Armstrong characterises this as “surveillance medicine” because in order to understand how these conditions develop on the level of “social” it is necessary to conduct forms of surveillance over the whole population. This surveillance takes the form of gathering data from GP or hospital visits or conducting in surveys of patients and the population in general.
But surveillance is also part of the way in which this disease is our tackled. Evidence suggests that the most effective method of managing these “lifestyle diseases” is prevention through changing behaviour of individuals by increasing awareness of their health and behaviours in relation to other members of the population and to engage in “self surveillance” through monitoring their own practices.
The sociologists Alan Petersen and Deborah Lupton (2000) suggested that this approach to medicine helped to instigate a new paradigms of public health refered to as “the new public health”. Government departments tasked with improving the health of the population no longer focus on issues such as sanitation, vaccination or encouraging people to improve the cleanliness of their homes. Instead, the focus shifted to analysing populations in relation to groups or individuals who have particular “risk profiles” expressing their likelihood of developing particular conditions and encouraging people to change their “lifestyles”. The tools of public health have developed in response to incorporate “health promotion” and social marketing. Tactics previously associated with the commercial world have thus become part of medical practice such as advertising (see video below) or self tracking wearables.

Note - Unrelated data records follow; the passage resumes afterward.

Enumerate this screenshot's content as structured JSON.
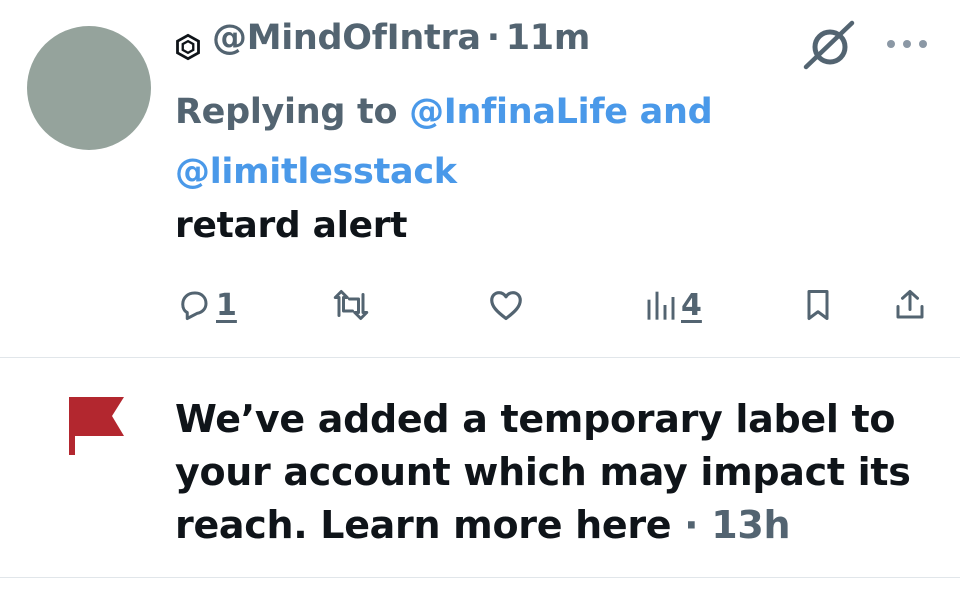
{
  "tweet": {
    "handle": "@MindOfIntra",
    "separator": "·",
    "time": "11m",
    "replying_prefix": "Replying to",
    "reply_to_1": "@InfinaLife",
    "reply_conjunction": "and",
    "reply_to_2": "@limitlesstack",
    "text": "retard alert",
    "reply_count": "1",
    "view_count": "4"
  },
  "icons": {
    "badge": "hexagon-badge-icon",
    "no_entry": "no-entry-icon",
    "more": "more-icon",
    "reply": "reply-icon",
    "retweet": "retweet-icon",
    "like": "heart-icon",
    "views": "views-icon",
    "bookmark": "bookmark-icon",
    "share": "share-icon",
    "flag": "flag-icon"
  },
  "notice": {
    "text": "We’ve added a temporary label to your account which may impact its reach. Learn more here",
    "separator": "·",
    "time": "13h"
  },
  "colors": {
    "link": "#4a99e9",
    "secondary_text": "#536471",
    "primary_text": "#0f1419",
    "flag": "#b3272f",
    "avatar": "#95a39c"
  }
}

So, the spaces between people, social relations, identities, culture and other areas of life which have previously been a concern largely of sociologists and psychologists come within the “medical gaze”. In the process we are increasingly encouraged to think of more areas of our lives as medical because the “technologies all government” used by public health to make us healthier reframe everyday life as health promoting or health damaging.
There are many ways to think about the food we eat, our physical movement and activity, our jobs and social activities (for their enjoyment or their social benefits, for instance). But public health often encourages us to think of these things in relation to their impact on our health. Also, in order to achieve population level changes (such as reductions in levels of obesity) health promotion campaigns need to be implemented on the whole population. Combined with the emphasis on prevention and identification of potential future illness (through risk analysis) we are all considered to be “pre- symptomatically ill” rather than there being a simple binary between health and illness. This perhaps means that concern for possible health problems comes to dominate all of our lives and may well itself contribute towards stress and anxiety.
In the next post in this series I will discuss how techniques and technologies of psychological assessment and treatment have changed the ways in which we understand the mind and brain. This will involve discussion of psychological, psychiatric and neuroscientific therapies, experiments and scans which have modelled our consciousness and ultimately what it means to be a human being in profoundly different ways.
Armstrong, D. (1995) ‘The rise of surveillance medicine’ Sociology of Health & Illness, 17(3): 393-404.
Petersen, AR. and Lupton, D. (2000) The new public health : health and self in the age of risk. London: Sage Publications.